We had planned to meet up with Steve and Janice for a few days of camping in Colorado and we made it into a 12-day road trip. While our first destination was Durango, we decided to get an earlier start and stop somewhere along the way to break up the 7-hour haul. That somewhere turned out to be the Meteor Crater, near Winslow, AZ. This is the first crater confirmed as being caused by a celestial body. It is relatively young, large and well-preserved, as far as craters go. Worth a visit as both a natural phenomenon and a roadside attraction.
We stayed at an RV park near the crater and took off in the morning for the Colorado border. The scenery changed from high desert to mountain ranges almost as we crossed the state line. It was nice to see some green!
In Durango, we had reserved a creek-side camping spot at Lightner Creek Campground. It was a great base from which to explore the area. That evening we wandered around the streets of Durango and stopped in at a brew pub.
Our first destination was to double back to Mesa Verde. The drive into the park was spectacular in itself.
We had stopped at the visitor center the day before to reserve a spot on a ranger-guided tour of the Cliff Palace, so we were ready to go. It was interesting to learn how the Ancestral Puebloans lived in these cliff dwellings.
After the tour, we drove around the rest of Chapin Mesa, taking in the views from across the canyon of Spruce Tree House and visiting pit houses and the Far View site.
The fire in the San Juan Mountains north of Durango was never far from our minds. In the morning the smoke was settled low to the ground and the rest of the day it was ever present on the horizon.
We headed to Salida where we met Steve and Janice for a few days of camping along the Arkansas River.
We were surrounded by the Sawatch Range (the “backbone of the continent”) and had great views of the Collegiate Peaks. We took a side trip to St.
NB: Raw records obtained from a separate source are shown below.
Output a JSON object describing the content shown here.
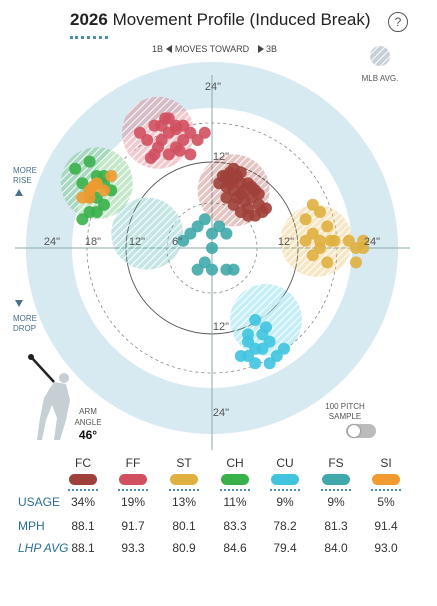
{
  "header": {
    "year": "2026",
    "title": "Movement Profile (Induced Break)",
    "help": "?"
  },
  "plot": {
    "direction_left": "1B",
    "direction_mid": "MOVES TOWARD",
    "direction_right": "3B",
    "legend_mlb": "MLB AVG.",
    "more_rise_1": "MORE",
    "more_rise_2": "RISE",
    "more_drop_1": "MORE",
    "more_drop_2": "DROP",
    "arm_angle_label_1": "ARM",
    "arm_angle_label_2": "ANGLE",
    "arm_angle_value": "46°",
    "sample_label_1": "100 PITCH",
    "sample_label_2": "SAMPLE",
    "tick_24_top": "24\"",
    "tick_12_top": "12\"",
    "tick_12_bottom": "12\"",
    "tick_24_bottom": "24\"",
    "tick_24_left": "24\"",
    "tick_18_left": "18\"",
    "tick_12_left": "12\"",
    "tick_6_left": "6\"",
    "tick_12_right": "12\"",
    "tick_24_right": "24\""
  },
  "chart_data": {
    "type": "scatter",
    "xlabel": "",
    "ylabel": "",
    "xlim": [
      -24,
      24
    ],
    "ylim": [
      -24,
      24
    ],
    "series": [
      {
        "name": "FC",
        "color": "#a0403a",
        "mlb_avg": [
          3,
          8
        ],
        "points": [
          [
            1.5,
            10
          ],
          [
            2.5,
            10.5
          ],
          [
            3,
            9.5
          ],
          [
            4,
            9
          ],
          [
            3.5,
            10
          ],
          [
            2,
            8.5
          ],
          [
            4.5,
            8
          ],
          [
            5,
            9
          ],
          [
            3,
            8
          ],
          [
            2.5,
            9
          ],
          [
            4,
            7.5
          ],
          [
            5.5,
            7
          ],
          [
            6,
            8
          ],
          [
            3.5,
            7
          ],
          [
            4.5,
            6.5
          ],
          [
            5,
            5.5
          ],
          [
            6.5,
            6
          ],
          [
            7,
            5
          ],
          [
            5,
            4.5
          ],
          [
            6,
            4.5
          ],
          [
            7.5,
            5.5
          ],
          [
            3,
            6
          ],
          [
            4,
            5
          ],
          [
            2,
            7
          ],
          [
            5.5,
            8.5
          ],
          [
            1,
            9
          ],
          [
            3,
            11
          ],
          [
            6.5,
            7.5
          ],
          [
            4,
            10.5
          ],
          [
            2,
            10
          ]
        ]
      },
      {
        "name": "FF",
        "color": "#d05060",
        "mlb_avg": [
          -7.5,
          16
        ],
        "points": [
          [
            -6,
            16
          ],
          [
            -7,
            15
          ],
          [
            -5,
            17
          ],
          [
            -8,
            17
          ],
          [
            -4,
            15
          ],
          [
            -6,
            18
          ],
          [
            -3,
            16
          ],
          [
            -9,
            15
          ],
          [
            -5,
            14
          ],
          [
            -7,
            17
          ],
          [
            -4,
            17
          ],
          [
            -2,
            15
          ],
          [
            -8,
            13
          ],
          [
            -6,
            13
          ],
          [
            -3,
            13
          ],
          [
            -10,
            16
          ],
          [
            -5,
            16.5
          ],
          [
            -7.5,
            14
          ],
          [
            -4.5,
            13.5
          ],
          [
            -1,
            16
          ],
          [
            -6.5,
            18
          ],
          [
            -8.5,
            12.5
          ]
        ]
      },
      {
        "name": "ST",
        "color": "#e0b040",
        "mlb_avg": [
          14.5,
          1
        ],
        "points": [
          [
            14,
            6
          ],
          [
            15,
            5
          ],
          [
            13,
            4
          ],
          [
            16,
            3
          ],
          [
            14,
            2
          ],
          [
            15,
            1
          ],
          [
            13,
            1
          ],
          [
            16.5,
            1
          ],
          [
            15,
            0
          ],
          [
            14,
            -1
          ],
          [
            16,
            -2
          ],
          [
            17,
            1
          ],
          [
            20,
            0
          ],
          [
            21,
            1
          ],
          [
            21,
            0
          ],
          [
            19,
            1
          ],
          [
            20,
            -2
          ]
        ]
      },
      {
        "name": "CH",
        "color": "#3ab04a",
        "mlb_avg": [
          -16,
          9
        ],
        "points": [
          [
            -17,
            12
          ],
          [
            -16,
            10
          ],
          [
            -15,
            9
          ],
          [
            -18,
            9
          ],
          [
            -17,
            8
          ],
          [
            -16,
            7
          ],
          [
            -15,
            6
          ],
          [
            -17,
            5
          ],
          [
            -18,
            4
          ],
          [
            -15,
            10
          ],
          [
            -14,
            8
          ],
          [
            -17,
            7
          ],
          [
            -19,
            11
          ],
          [
            -16,
            5
          ]
        ]
      },
      {
        "name": "CU",
        "color": "#40c4e0",
        "mlb_avg": [
          7.5,
          -10
        ],
        "points": [
          [
            6,
            -10
          ],
          [
            7,
            -12
          ],
          [
            5,
            -13
          ],
          [
            8,
            -13
          ],
          [
            6,
            -14
          ],
          [
            5,
            -15
          ],
          [
            4,
            -15
          ],
          [
            7,
            -14
          ],
          [
            9,
            -15
          ],
          [
            10,
            -14
          ],
          [
            6,
            -16
          ],
          [
            8,
            -16
          ],
          [
            5,
            -12
          ],
          [
            7.5,
            -11
          ]
        ]
      },
      {
        "name": "FS",
        "color": "#40a8a8",
        "mlb_avg": [
          -9,
          2
        ],
        "points": [
          [
            -2,
            3
          ],
          [
            -1,
            4
          ],
          [
            -3,
            2
          ],
          [
            0,
            2
          ],
          [
            -4,
            1
          ],
          [
            1,
            3
          ],
          [
            2,
            2
          ],
          [
            0,
            0
          ],
          [
            -1,
            -2
          ],
          [
            -2,
            -3
          ],
          [
            0,
            -3
          ],
          [
            2,
            -3
          ],
          [
            3,
            -3
          ]
        ]
      },
      {
        "name": "SI",
        "color": "#f09a30",
        "mlb_avg": [
          -16,
          9
        ],
        "points": [
          [
            -17,
            8
          ],
          [
            -16,
            9
          ],
          [
            -15,
            8
          ],
          [
            -14,
            10
          ],
          [
            -18,
            7
          ],
          [
            -16.5,
            8.5
          ],
          [
            -17,
            7
          ]
        ]
      }
    ]
  },
  "stats": {
    "pitches": [
      {
        "code": "FC",
        "color": "#a0403a"
      },
      {
        "code": "FF",
        "color": "#d05060"
      },
      {
        "code": "ST",
        "color": "#e0b040"
      },
      {
        "code": "CH",
        "color": "#3ab04a"
      },
      {
        "code": "CU",
        "color": "#40c4e0"
      },
      {
        "code": "FS",
        "color": "#40a8a8"
      },
      {
        "code": "SI",
        "color": "#f09a30"
      }
    ],
    "row_labels": {
      "usage": "USAGE",
      "mph": "MPH",
      "lhp": "LHP AVG"
    },
    "usage": [
      "34%",
      "19%",
      "13%",
      "11%",
      "9%",
      "9%",
      "5%"
    ],
    "mph": [
      "88.1",
      "91.7",
      "80.1",
      "83.3",
      "78.2",
      "81.3",
      "91.4"
    ],
    "lhp_avg": [
      "88.1",
      "93.3",
      "80.9",
      "84.6",
      "79.4",
      "84.0",
      "93.0"
    ]
  }
}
Elmo, a ghost town that had had 2000 residents in its mining heyday in the 1880s.
After more fun in and around Salida,
we drove up to Monarch pass and took the tramway to 12,000 feet, where we enjoyed breathtaking views of the continental divide and all the way to Pike’s Peak.
The next day we had a beautiful drive to Conifer, home of the world-famous Brooks Place Tavern and to Morrison, home of Steve and Janice.
Ted and I took the Mount Evans Scenic Byway, the highest paved road in North America, all the way up this fourteener. The views and the mountain goat sightings were spectacular. Abbey and I hiked the remaining 140 feet of vertical to the top. Afterward at least one of us was tired.
We saw lots of tundra and sub-alpine flowers along the route (making up for the paucity of spring wildflowers in Arizona this year).
The next day we headed west on 70 and were floored by the scenery. When you haven’t been to Colorado for a few years, you forget just how astonishing the views are, even from the interstate!
In Utah, we took a back road following the Colorado River, to Moab, where we returned to one of the better urban RV parks and to the Moab Brewery, which has pretty good beer and food.
And our last trek was through Navajo country and back home.
It was great to be on the road again and nice to be in the RV. It made us nostalgic for our full-time RVing days, but taking it in 12-day increments isn’t bad. And we have a lovely place to return to in between jaunts.